In 1981, Daniel Kahneman, along with his long-time sidekick Amos Tversky, wrote a study about a very smart experiment they did that exposed the lack of attention people give base-rates in quick mental probability calculations. It is now quite famous, and you might come across it in a mathematics, economics or psychology course these days.

The Experiment

A cab was involved in a hit and run accident at night. Two cab companies, Green and Blue, operate in the city. You are given the following data:

  • 85% of the cabs in the city are Green and 15% are Blue.
  • A witness identified the cab as Blue. The court tested the reliability of the witness under the circumstances that existed on the night of the accident, and concluded that the witness correctly identified each one of the two colors 80% of the time and failed 20% of the time.

What is the probability that the cab involved in the accident was Blue rather than Green?

Have a think about how you would respond, given that you don’t have the time to sit there and work it out. What sort of percentage comes to you intuitively?

If you thought the likelihood of the cab being Blue was somewhere around 80%, you were in line with the most common responses. Unfortunately, however, you were also incorrect!

What the experiment showed was that the majority of people ignore the ‘base rate’, which is the ‘prior’ information or, if you like, sort of like the denominator of a fraction. People just tend to look at the ‘numerator’ part and consider that when making up their minds about likelihood. It’s almost like seeing a guy on the train with night vision goggles and then being asked ‘is that guy more likely to be an MI6 agent or an accountant?’. The circumstance makes the former answer seem more plausible in your mind, but you still have to consider that there are far more accountants than secret agents. Also, I don’t think a secret agent would be that conspicuous…

The correct answer is that the probability of the cab being Blue is 41%.

Doing the math

Getting the true answer is pretty difficult if you don’t have a pen and paper, as well as some familiarity with probability theory or a good sense of logic. But hopefully you will agree that if you had taken into account that 85% of the cabs were Green to begin with, this should reduce the value of any ‘Blue’ observations there have been.

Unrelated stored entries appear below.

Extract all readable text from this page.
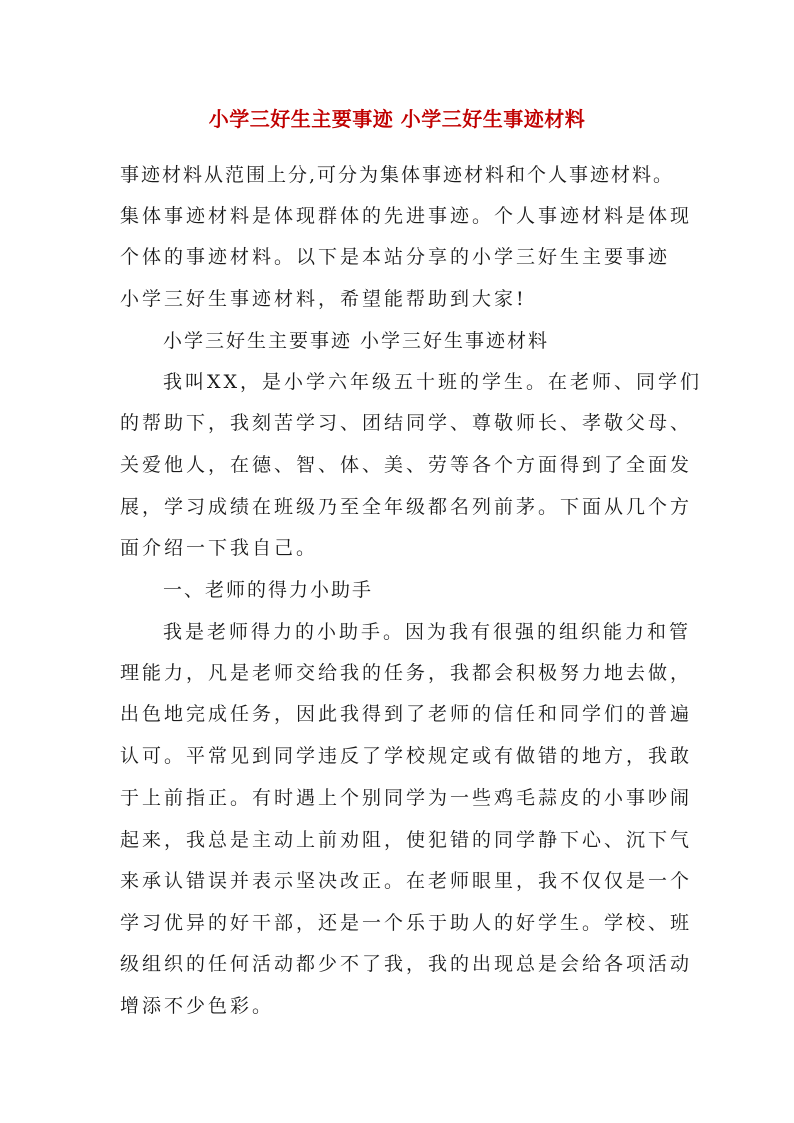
小学三好生主要事迹 小学三好生事迹材料
事迹材料从范围上分,可分为集体事迹材料和个人事迹材料。
集体事迹材料是体现群体的先进事迹。个人事迹材料是体现
个体的事迹材料。以下是本站分享的小学三好生主要事迹
小学三好生事迹材料，希望能帮助到大家!
小学三好生主要事迹 小学三好生事迹材料
我叫XX，是小学六年级五十班的学生。在老师、同学们
的帮助下，我刻苦学习、团结同学、尊敬师长、孝敬父母、
关爱他人，在德、智、体、美、劳等各个方面得到了全面发
展，学习成绩在班级乃至全年级都名列前茅。下面从几个方
面介绍一下我自己。
一、老师的得力小助手
我是老师得力的小助手。因为我有很强的组织能力和管
理能力，凡是老师交给我的任务，我都会积极努力地去做，
出色地完成任务，因此我得到了老师的信任和同学们的普遍
认可。平常见到同学违反了学校规定或有做错的地方，我敢
于上前指正。有时遇上个别同学为一些鸡毛蒜皮的小事吵闹
起来，我总是主动上前劝阻，使犯错的同学静下心、沉下气
来承认错误并表示坚决改正。在老师眼里，我不仅仅是一个
学习优异的好干部，还是一个乐于助人的好学生。学校、班
级组织的任何活动都少不了我，我的出现总是会给各项活动
增添不少色彩。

If you do know probability theory, you will recognise this problem as a Bayesian one. You can use Bayes’ Rule and work out the answer pretty quickly. However, I don’t really like using formulae because they aren’t always logically transparent. I never really know whether I can trust the result, whereas if I’ve used logical steps and reasoning, I can check for plausibility along the way. This way, it’s easier to understand and also easier to explain to someone else. Hence, I’m going to show you how to get the answer above but by using a tree diagram to work out the conditional probabilities instead. It’s longer than plugging numbers into a formula, but it should make more sense.

cab1

Let’s start with the cab in question. Obviously, the first bit of information tells us the cab is 85% likely to be Green (G) and 15% likely to be Blue (B), i.e. probabilities of 0.85 and 0.15 respectively.

Suppose the cab was G. This is the case 0.85 of the time. Now the witness can either be correct or incorrect about his observation, with probabilities 0.8 and 0.2 respectively. If he’s correct, he would have said ‘Green’ and if he was wrong, he would have said ‘Blue’. To get the probability of a sequence of events, you multiply them together. So he would say Green with probability 0.85 x 0.8 = 0.68, and Blue with 0.85 x 0.2 = 0.17.

We can repeat this same analysis for the case when the cab is actually Blue. All we do then is replace the 0.85 with 0.15 in our calculations. This might sound complicated, but the diagram below should help:

cab2

We can check that this is correct by making sure the probabilities at the ends of our branches all sum up to 1. This is because we have exhausted all possible cases that can occur. 0.68 + 0.17 + 0.12 + 0.03 = 1, so we’re all good.

Now we have to answer the actual question: given what we know, what is the probability that the cab was Blue?

Recall that the witness said he saw a Blue cab. This corresponds to our 2 inner branches. He could have seen a Blue cab and been correct, or he could have actually seen a Green cab and been wrong. So given that he said he saw a Blue cab, the ratio of it being Blue to Green is 0.12:0.17 or 12:17. Turning these into probabilities by summing them (29) and dividing by the sum, we have that the cab is actually Blue 12/29 of the time. 12/29 = 0.41379… which rounds to 41%, and we have the answer.

With this diagram, we can answer other questions about this scenario if we want to. As an example, suppose the witness said he saw Green instead. Now what is the probability the cab is Blue? Simple: the ratio is 3:68 so the probability of it being Blue is 3/71 = 4%. And here we see the power of the base rate. The initial proportion of taxis is vital in these calculations, but is easily overlooked when we’re making a quick judgement.